Он сказал последнюю фразу с таким ледяным спокойствием, что я понял, каково ему на самом деле. Он и трубкой сопел из-за того, что едва сдерживал бушующее внутри отчаяние. Я пригляделся и увидел, как ввалились его глаза, обрамленные темными кругами.

– А что с вами?

– Со мной?.. Да какая теперь разница? – Он отвернулся и замолчал.

Мне стало так неловко, что хотелось провалиться сквозь палубу. Но самым страшным показалось мне то, что дядя Эд, по всей видимости, в смерти сыновей винил моего отца. Ведь если бы отец был осторожнее с разминированием, если бы не понадеялся на приличное расстояние до мины… Да, все могло бы быть чуть иначе, факт. И, похоже, отец с себя этой вины не снимал.

– Вакса! – позвал он.

– Да, мистер Вершинский! – отозвался доктор уже без шутливой интонации, с которой обращался ко мне.

– Помоги мне встать. Я хочу поговорить с Андреем наедине.

– Вам бы следовало лежать.

– Вакса!

Доктор вздохнул, но подчинился. Мы Ваксой взяли отца под руки, но он не дал нам поднять себя, а встал сам, опираясь на наши плечи. Ноги его сильно дрожали.

– Дальше я сам, – заявил он тоном, не терпящим возражений. – Пусть я ничего и не вижу, но ноги работают. Вакса, можно мы пройдем в изолятор?

– Да, конечно. Но я помогу.

– Нет!

Я повел отца между кроватями туда, где виднелась раздвижная дверь изолятора с красными полосами на стекле. Странно, но с каждым шагом он опирался на мое плечо все сильнее, словно силы оставляли его.
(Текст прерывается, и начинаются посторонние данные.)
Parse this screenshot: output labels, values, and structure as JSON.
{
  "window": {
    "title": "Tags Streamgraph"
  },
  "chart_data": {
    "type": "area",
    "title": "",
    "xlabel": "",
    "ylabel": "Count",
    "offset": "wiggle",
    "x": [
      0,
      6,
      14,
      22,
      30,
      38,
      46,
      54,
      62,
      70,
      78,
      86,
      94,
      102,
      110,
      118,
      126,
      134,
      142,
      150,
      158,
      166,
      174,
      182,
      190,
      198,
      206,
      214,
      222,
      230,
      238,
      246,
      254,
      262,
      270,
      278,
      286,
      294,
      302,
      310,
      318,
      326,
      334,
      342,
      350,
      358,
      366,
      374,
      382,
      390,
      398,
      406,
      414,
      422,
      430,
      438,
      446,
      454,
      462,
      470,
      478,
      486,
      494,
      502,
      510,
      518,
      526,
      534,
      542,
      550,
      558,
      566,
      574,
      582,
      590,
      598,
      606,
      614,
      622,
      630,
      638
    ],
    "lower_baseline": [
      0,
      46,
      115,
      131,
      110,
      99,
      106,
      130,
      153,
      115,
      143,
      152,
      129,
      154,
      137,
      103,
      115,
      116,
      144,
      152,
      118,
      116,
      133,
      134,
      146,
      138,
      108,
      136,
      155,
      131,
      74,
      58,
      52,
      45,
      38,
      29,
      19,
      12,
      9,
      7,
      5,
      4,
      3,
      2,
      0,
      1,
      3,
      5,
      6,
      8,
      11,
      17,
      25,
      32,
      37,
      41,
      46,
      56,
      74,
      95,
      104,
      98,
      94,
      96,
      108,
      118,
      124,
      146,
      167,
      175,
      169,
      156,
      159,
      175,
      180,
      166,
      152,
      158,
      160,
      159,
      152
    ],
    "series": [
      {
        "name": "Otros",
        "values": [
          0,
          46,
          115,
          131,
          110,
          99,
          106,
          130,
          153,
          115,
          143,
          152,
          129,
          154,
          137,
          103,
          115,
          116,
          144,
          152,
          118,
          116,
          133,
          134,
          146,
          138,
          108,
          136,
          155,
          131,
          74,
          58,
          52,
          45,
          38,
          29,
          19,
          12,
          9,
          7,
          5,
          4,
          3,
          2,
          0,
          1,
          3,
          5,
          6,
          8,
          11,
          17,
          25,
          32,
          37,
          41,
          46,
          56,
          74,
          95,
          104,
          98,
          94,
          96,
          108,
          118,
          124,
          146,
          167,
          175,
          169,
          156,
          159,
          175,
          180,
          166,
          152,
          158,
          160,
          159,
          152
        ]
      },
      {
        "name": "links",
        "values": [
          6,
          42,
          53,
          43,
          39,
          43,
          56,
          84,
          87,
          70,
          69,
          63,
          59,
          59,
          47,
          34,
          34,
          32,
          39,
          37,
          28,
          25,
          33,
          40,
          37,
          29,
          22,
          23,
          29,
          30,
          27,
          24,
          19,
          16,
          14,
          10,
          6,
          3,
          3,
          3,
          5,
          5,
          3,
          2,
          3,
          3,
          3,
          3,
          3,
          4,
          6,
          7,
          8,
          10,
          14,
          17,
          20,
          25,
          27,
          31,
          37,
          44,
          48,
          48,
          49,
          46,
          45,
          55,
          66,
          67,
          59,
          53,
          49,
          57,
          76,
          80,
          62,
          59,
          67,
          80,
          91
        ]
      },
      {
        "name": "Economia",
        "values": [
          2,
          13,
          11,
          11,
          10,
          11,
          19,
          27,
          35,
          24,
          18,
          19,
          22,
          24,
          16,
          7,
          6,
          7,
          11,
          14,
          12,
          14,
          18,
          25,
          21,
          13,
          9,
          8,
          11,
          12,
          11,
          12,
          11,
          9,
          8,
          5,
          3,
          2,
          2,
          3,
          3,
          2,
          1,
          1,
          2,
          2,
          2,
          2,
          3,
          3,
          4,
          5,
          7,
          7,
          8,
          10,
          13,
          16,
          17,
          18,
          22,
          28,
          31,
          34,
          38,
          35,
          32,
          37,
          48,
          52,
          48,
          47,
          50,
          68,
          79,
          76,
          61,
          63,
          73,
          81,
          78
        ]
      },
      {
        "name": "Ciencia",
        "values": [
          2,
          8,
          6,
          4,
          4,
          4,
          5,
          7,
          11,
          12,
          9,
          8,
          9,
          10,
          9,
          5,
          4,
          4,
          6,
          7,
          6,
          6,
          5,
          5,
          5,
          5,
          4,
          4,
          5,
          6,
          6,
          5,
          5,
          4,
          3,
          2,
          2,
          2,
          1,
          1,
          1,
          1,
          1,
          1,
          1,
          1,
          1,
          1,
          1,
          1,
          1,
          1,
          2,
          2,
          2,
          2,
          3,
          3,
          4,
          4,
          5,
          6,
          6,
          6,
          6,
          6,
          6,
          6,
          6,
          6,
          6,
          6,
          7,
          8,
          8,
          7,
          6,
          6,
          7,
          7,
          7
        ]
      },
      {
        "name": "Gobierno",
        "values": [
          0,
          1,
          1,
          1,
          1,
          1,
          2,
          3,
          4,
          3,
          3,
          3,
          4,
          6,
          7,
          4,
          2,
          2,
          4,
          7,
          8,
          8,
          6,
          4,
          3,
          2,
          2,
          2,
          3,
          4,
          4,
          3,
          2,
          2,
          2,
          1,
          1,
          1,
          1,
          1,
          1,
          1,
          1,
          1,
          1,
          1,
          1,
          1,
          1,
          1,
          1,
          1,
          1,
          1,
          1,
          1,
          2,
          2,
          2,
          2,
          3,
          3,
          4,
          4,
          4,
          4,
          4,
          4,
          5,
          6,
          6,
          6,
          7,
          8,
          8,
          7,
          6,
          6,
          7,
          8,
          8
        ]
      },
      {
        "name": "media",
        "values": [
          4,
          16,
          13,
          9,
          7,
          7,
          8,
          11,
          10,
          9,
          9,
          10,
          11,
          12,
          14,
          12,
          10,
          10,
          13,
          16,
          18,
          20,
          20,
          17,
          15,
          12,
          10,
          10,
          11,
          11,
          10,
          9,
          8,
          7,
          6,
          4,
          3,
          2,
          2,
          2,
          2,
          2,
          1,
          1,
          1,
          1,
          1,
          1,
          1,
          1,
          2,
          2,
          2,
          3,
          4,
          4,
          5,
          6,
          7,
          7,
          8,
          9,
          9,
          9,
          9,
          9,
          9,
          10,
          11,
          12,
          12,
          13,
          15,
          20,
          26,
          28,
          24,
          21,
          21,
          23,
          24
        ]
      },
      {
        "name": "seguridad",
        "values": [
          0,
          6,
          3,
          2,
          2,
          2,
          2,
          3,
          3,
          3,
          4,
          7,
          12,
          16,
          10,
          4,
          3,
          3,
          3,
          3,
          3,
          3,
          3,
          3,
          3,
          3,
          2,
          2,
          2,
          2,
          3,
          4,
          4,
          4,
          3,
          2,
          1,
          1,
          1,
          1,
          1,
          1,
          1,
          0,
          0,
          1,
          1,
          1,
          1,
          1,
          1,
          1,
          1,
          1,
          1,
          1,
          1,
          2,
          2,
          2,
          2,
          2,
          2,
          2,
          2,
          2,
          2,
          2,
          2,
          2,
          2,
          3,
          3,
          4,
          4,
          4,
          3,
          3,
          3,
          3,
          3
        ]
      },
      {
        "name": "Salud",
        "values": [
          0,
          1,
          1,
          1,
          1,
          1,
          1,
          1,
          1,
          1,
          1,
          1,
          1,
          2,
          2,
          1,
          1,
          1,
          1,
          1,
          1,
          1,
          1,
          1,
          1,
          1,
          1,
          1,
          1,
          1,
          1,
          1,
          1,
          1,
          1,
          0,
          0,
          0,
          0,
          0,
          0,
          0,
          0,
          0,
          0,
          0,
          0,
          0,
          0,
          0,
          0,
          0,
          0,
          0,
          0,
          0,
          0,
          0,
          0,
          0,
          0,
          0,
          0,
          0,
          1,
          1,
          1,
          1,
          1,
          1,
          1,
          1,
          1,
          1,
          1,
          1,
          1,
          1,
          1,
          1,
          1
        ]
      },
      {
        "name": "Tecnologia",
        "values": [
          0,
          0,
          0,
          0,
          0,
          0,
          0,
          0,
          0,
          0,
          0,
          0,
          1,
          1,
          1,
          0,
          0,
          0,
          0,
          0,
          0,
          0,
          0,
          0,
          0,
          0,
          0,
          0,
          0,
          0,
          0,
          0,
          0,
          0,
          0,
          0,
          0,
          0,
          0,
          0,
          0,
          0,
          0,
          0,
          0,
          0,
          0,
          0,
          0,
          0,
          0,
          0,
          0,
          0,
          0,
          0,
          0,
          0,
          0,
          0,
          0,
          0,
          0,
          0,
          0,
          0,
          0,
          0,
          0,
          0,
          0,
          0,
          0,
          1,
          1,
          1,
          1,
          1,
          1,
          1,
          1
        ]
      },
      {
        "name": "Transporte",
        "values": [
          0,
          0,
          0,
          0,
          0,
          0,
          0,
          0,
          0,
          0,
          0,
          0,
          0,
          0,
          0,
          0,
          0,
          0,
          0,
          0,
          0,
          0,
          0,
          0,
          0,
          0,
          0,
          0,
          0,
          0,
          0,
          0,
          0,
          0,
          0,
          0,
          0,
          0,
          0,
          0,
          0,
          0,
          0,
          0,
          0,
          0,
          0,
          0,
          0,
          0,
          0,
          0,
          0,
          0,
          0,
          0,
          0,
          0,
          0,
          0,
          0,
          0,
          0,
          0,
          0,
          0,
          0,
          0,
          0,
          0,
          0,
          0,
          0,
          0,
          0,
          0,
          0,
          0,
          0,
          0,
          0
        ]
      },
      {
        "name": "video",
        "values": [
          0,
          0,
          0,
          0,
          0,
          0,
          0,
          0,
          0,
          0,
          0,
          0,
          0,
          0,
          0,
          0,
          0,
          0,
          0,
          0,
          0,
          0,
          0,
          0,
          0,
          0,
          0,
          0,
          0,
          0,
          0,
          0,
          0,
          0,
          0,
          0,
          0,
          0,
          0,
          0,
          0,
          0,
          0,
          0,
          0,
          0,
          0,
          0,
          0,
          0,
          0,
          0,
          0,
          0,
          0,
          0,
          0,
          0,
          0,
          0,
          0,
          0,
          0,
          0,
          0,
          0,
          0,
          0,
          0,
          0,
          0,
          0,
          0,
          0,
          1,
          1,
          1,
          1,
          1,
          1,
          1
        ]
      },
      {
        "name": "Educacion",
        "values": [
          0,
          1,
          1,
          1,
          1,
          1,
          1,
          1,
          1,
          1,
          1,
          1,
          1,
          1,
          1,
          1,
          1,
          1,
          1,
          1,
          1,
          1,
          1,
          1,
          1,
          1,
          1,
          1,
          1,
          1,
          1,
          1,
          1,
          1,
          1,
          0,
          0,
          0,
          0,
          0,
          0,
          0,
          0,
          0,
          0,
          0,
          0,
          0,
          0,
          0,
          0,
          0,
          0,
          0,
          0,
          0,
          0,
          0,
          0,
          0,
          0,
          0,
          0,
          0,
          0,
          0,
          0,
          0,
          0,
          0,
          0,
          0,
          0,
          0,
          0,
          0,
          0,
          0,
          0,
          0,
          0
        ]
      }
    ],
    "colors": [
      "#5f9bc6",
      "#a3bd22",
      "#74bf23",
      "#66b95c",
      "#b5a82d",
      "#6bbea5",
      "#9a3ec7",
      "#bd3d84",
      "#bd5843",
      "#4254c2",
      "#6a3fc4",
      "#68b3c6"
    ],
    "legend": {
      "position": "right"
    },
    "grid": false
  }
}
Сервомотор двери вышел из строя, поэтому мне пришлось открывать ее руками, поднатужившись изо всех сил. Наконец я с ней справился и провел отца внутрь. Он был бледный, как смерть.

– Садись, тут кресло, – сказал я.

– Да. Не отходи от меня. Я должен сказать тебе нечто важное. Важное не только для тебя, но и для всех людей.

– Для всех, кто на корабле?

– Сейчас да. Но может настать такой день, когда ты сможешь помочь всем людям на свете. Ты ведь знаешь о моей тетрадке?

– Конечно.

– Она не одна. За три последних года я сделал множество записей. Не только на пластике, но и на кристаллах. Там запечатлены голоса перекрикивающихся торпед, когда они преследуют цель, и когда ищут пищу, и когда просто лежат на поверхности океана. Помнишь, море выбросило дохлую мину на берег? Я ее препарировал и сделал зарисовки внутренностей.

– Думаешь, это пригодится тем, кто живет за пределами нашего острова? Люди на материке наверняка знают все это лучше нас. На биотехнологических заводах остались чертежи всех этих тварей.